»8 min 46 sec. – Black lives matter because anyone’s life matters«

[»Die Leben von Schwarzen zählen, weil das Leben eines jeden Menschen zählt«]

Das Sterben des George Floyd in 8 Minuten und 46 Sekunden im Polizei-Gewahrsam stellt die Frage des Rassismus neu – weltweit und auch für uns!

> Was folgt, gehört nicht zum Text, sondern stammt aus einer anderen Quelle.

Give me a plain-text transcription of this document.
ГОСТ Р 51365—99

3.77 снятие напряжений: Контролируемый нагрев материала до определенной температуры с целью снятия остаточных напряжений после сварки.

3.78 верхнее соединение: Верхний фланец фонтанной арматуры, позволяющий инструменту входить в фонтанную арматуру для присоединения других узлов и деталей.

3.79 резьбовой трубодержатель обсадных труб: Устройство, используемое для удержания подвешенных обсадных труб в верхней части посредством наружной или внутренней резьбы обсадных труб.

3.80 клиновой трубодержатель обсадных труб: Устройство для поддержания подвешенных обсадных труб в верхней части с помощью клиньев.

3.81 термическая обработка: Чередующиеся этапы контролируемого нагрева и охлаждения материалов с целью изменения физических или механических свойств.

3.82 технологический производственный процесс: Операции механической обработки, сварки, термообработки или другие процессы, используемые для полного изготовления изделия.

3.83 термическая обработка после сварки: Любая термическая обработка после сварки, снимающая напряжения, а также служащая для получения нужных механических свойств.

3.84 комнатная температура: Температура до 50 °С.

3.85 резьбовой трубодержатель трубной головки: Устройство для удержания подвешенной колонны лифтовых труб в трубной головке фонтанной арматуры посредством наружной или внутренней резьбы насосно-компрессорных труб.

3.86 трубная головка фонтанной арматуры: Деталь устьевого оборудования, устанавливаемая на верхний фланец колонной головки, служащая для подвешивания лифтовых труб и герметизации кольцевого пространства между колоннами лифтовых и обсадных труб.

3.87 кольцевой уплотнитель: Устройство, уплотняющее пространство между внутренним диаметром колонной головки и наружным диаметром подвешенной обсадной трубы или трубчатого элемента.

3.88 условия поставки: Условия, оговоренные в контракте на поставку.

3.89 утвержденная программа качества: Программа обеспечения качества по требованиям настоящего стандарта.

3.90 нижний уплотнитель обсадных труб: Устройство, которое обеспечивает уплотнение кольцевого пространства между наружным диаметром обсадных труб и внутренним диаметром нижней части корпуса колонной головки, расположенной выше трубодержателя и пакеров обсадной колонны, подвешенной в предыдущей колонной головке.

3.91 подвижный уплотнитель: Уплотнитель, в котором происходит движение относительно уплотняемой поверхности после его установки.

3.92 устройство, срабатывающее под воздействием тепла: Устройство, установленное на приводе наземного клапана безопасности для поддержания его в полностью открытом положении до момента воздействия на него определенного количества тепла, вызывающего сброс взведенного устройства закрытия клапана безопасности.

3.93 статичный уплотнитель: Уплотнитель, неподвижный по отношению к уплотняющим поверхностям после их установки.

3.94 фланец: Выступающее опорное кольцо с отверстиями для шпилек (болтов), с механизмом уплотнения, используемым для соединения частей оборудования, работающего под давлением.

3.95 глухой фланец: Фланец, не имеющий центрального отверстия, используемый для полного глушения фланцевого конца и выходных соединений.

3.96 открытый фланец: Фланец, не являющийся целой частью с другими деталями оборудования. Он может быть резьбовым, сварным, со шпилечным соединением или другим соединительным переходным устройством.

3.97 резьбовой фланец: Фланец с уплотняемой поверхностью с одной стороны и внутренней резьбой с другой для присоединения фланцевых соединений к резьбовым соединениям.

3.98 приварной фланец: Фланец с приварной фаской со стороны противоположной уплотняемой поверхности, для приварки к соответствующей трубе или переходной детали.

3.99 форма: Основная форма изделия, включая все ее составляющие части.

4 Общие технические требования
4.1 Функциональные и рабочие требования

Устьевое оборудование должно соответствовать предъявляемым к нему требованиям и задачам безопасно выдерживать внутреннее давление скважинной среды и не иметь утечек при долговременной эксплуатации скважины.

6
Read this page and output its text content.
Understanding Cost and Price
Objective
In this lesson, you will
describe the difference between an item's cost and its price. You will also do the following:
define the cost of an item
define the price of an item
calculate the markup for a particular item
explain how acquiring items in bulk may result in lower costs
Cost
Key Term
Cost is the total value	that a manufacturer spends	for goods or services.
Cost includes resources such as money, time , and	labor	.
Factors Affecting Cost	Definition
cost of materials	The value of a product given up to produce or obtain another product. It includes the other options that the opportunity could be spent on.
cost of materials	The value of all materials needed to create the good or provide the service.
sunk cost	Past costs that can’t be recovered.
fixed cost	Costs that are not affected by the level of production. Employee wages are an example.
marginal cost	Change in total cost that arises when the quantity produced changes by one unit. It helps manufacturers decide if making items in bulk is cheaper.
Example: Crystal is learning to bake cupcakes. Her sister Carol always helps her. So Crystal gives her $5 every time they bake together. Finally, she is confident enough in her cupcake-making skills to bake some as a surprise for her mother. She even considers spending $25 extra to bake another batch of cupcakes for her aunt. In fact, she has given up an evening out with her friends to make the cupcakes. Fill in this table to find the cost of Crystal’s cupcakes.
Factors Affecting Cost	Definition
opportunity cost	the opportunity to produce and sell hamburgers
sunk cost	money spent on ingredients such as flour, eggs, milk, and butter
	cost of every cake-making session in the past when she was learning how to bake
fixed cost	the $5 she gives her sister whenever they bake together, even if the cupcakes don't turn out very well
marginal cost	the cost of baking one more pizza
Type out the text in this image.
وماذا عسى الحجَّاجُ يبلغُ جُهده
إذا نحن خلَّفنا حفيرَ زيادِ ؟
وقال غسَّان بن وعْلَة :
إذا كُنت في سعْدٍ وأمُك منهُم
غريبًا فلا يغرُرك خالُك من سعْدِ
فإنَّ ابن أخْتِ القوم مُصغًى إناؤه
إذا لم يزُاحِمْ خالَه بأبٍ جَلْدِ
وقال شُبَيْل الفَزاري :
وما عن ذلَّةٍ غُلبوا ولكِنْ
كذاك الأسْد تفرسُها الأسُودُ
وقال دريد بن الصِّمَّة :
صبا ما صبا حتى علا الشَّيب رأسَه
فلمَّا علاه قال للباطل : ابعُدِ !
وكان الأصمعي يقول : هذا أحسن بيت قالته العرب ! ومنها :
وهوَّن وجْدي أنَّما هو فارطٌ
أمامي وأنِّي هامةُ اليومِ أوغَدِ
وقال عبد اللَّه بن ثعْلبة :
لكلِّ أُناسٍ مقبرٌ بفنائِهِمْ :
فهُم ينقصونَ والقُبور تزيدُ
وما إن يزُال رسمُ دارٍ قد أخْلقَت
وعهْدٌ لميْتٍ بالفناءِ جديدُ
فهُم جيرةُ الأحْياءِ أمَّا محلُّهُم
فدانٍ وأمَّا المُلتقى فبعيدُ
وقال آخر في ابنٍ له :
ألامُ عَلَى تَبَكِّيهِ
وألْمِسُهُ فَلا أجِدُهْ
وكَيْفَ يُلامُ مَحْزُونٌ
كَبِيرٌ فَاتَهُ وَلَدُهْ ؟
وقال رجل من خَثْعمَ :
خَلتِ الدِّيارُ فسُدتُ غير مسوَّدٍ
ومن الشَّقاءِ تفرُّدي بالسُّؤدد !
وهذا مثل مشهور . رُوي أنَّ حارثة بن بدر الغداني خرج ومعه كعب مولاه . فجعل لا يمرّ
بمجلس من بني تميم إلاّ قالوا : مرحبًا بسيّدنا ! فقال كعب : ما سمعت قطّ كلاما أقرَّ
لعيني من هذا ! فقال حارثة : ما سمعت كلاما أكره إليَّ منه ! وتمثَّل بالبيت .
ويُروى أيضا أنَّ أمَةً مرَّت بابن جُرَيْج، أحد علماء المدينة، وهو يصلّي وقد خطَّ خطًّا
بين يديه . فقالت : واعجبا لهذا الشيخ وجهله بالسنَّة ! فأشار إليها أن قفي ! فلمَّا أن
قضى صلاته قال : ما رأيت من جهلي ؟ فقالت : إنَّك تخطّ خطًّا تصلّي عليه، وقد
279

Am Abend des 25. Mai 2020 wird der Afroamerikaner George Floyd in Minneapolis von vier weißen Polizisten aus seinem Auto gezerrt. Seine Hände werden auf dem Rücken gefesselt. Die Beamten zwingen ihn zu Boden, einer kniet auf seinem Hals, der andere drückt auf seinen Rücken und der letzte Kollege auf seine Beine. Ein Video, das die New York Times ins Netz gestellt hat, zeigt das gewaltsame Sterben des George Floyd unter Bitten und Flehen in 8 Minuten und 46 Sekunden. Die Times betitelt das Video schärfer: „Wie George Floyd im Polizeigewahrsam ermordet wurde.“

Dieses Geschehen hat weltweit Proteste ausgelöst, bei denen die Parole gezeigt wird: »Black lives matter« (Die Leben von Schwarzen zählen.) Es ist die Frage nach dem Rassismus, nicht nur in den USA, sondern auch bei uns in Deutschland und in unserer Stadt. Es ist ein Grund, hier darüber nachzudenken.

Der afroamerikanische Autor James Baldwin (1924–1987) beschreibt in seinem Buch: »I Am Not Your Negro!« [Ich bin nicht dein ‚Neger‘!], worum es im Kern geht. Er stellt die zentrale Frage für unsere Herzen: „Warum ist es nötig, dass wir das Wort ‚Neger‘ [Nigger] gebrauchen“, wenn wir einen schwarzhäutigen Menschen sehen. Baldwin fährt fort: »Ich bin kein ‘Neger’ sondern ein Mensch. Wenn du aber denkst, ich sei ein ‘Neger’, bedeutet das, du brauchst einen ‚Neger‘.«

Das Wort ‚Neger‘ ist zwar weitestgehend aus unserem Sprachgebrauch getilgt. Man müht sich, Menschen nicht wegen ihrer Hautfarbe zu diskriminieren. Das gilt aber keineswegs für alle Menschen in unserem Land. Und es bedeutet schon gar nicht, dass unser Denken und unsere Herzens-Haltung vom Rassismus befreit wären. Wenn einzelne oder (gesellschaftliche) Gruppen herablassend ausgegrenzt werden, dann ist das Rassismus. Baldwin behauptet, dass Menschen eine solche, andere erniedrigende Haltung und ein solches Denken brauchen, etwa weil sie sich selbst für nicht genügend halten. Sie brauchen die Herabsetzung anderer, um selber besser dazustehen.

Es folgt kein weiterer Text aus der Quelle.